Welcome to AMMSA.COM, the news archive website for our family of Indigenous news publications.

Reconciliation found through art that benefits nations

Author

By Barb Nahwegahbow Windspeaker Contributor TORONTO

Volume

34

Issue

1

Year

2016

Artist Dianne Patychuk took up the challenge of her own reconciliation project shortly after the release of the Truth and Reconciliation report last year.

In the last six months, she’s had two art shows entitled “We Are All Treaty People” at the Ben Navaee Gallery in Toronto’s Leslieville community.

Patychuk, a non-Indigenous artist, donates all the money from the sale of her paintings, with the exception of the gallery’s commission, to projects in two Ontario First Nations communities. She doesn’t deduct her expenses for materials and supplies because “I consider that as tuition for all that I’m learning,” Patychuk said. A total of 35 paintings have been sold from both shows.

Patychuk grew up in the prairies. “I was born on the edge of an Indian reserve,” she said at her second exhibition last month.

“There were separate entrances to the hotels, there were separate cafés, there were separate beaches.” It was just the way things were, she said.
“I only just realized looking back,” said Patychuk, “that our existence as white kids was totally different from the Indigenous kids. It was a segregated childhood.”

When the TRC report was released with its calls to action, Patychuck decided to study intensively for a year and “try to learn as much as I could about things I had not paid attention to, to learn about colonialism and the treaties that we’ve broken and the racism that’s embedded in how the government and the government bureaucracy deals with Indigenous people.”

“I wanted to examine my complicity in the on-going project of colonization,” summarizes Patychuk in her artist statement. Her paintings are inspired by what she’s learning, she said.

“The TRC exposes the wrongs that Canada has done and is still doing to Indigenous peoples, from cultural genocide to fraud and coercion, from the abuses in residential schools to seizing land, underfunding and breaking treaties. We are all implicated in these injustices…what the governments we elect do is one way that we are implicated in the growing gap between settler groups and Indigenous peoples and the many injustices and denial of rights.”

In her paintings, Patychuck tackles colonialism’s consequences—poisoned waters, missing and murdered Indigenous women, child and youth suicide, the rape of the land.

“But I want the work to be about settler descendent obligations,” she said, “not about Indigenous people’s victimhood/suffering.”

The two Ontario First Nations benefitting from the sale of Patychuk’s paintings are Pikangikum and Neskantaga. Both communities have declared a state of emergency because of youth suicides.
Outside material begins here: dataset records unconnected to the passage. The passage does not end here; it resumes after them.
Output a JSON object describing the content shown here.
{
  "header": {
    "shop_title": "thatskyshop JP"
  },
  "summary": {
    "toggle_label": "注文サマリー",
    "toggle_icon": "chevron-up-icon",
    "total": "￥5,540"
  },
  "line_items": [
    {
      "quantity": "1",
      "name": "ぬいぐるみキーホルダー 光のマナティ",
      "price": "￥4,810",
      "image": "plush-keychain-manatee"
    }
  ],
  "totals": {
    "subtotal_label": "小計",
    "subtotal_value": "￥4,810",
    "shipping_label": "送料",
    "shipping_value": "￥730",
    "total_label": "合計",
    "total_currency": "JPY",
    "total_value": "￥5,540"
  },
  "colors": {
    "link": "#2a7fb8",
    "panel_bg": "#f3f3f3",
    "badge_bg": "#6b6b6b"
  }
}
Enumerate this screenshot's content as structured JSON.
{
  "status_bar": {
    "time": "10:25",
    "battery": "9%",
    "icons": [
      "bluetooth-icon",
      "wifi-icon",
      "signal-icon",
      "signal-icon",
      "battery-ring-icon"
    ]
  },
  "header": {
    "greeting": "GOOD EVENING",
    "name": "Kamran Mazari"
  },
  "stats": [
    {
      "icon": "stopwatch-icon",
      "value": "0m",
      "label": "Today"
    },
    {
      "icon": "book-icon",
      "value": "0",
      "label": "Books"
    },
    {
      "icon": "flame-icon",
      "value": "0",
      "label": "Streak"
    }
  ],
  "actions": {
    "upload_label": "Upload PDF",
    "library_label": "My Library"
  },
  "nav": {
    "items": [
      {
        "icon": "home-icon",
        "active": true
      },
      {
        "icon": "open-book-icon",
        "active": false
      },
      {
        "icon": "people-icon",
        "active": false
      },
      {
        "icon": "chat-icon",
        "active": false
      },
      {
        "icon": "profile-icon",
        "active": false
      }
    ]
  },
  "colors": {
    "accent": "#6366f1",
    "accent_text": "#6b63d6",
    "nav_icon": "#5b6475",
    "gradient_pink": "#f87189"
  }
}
Neskantaga is located 500 kms north of Thunder Bay and Pikangikum is 100 kms north of Red Lake. The projects supported in both communities have children and youth as their focus, including a playground upgrade for Neskantaga.

Patychuck’s painting of laundry fluttering gently in the wind is a reminder of the universal need for clean water for cleanliness, for drinking.

“There’s a water theme in a lot of my work,” she said, “because it makes sense that people have access to drinkable water. And Neskantaga First Nation, of course, has had a boil water advisory for 23 years, the longest one.”  Habitable reserves with access to clean water is just one of many commitments that hasn’t been kept, said Patychuk.

Learning about the Indigenous concept of land has been illuminating, she said. Unlike the British, Indigenous people didn’t consider land a commodity. “It was for everyone,” she said, “to be nurtured and supported because we all need it to survive.”

Patychuk bought her house in Toronto when it was still stolen land, she said. “The Mississaugas of New Credit settled in 2010 and I bought my house in 1989,” said Patychuk. “And my parents came to Canada as refugees,” she said, “and they were given land.” Implicit in her statement is that the land given to her family was land that was stolen from Indigenous people.

She has found the research into the colonial project overwhelming.

“It has been transformative,” she said. “I’m not quite sure where I’m going to end up because I found it so painful and so difficult and sometimes I can’t paint because I’m so upset, so angry.”

She’s done a lot of research and, “I can see the same things come up, that whole story of coercion and lying and getting away with whatever you can get away with,” Patychuck said. “And the racism. I’ve found the same thing in every treaty I’ve investigated.”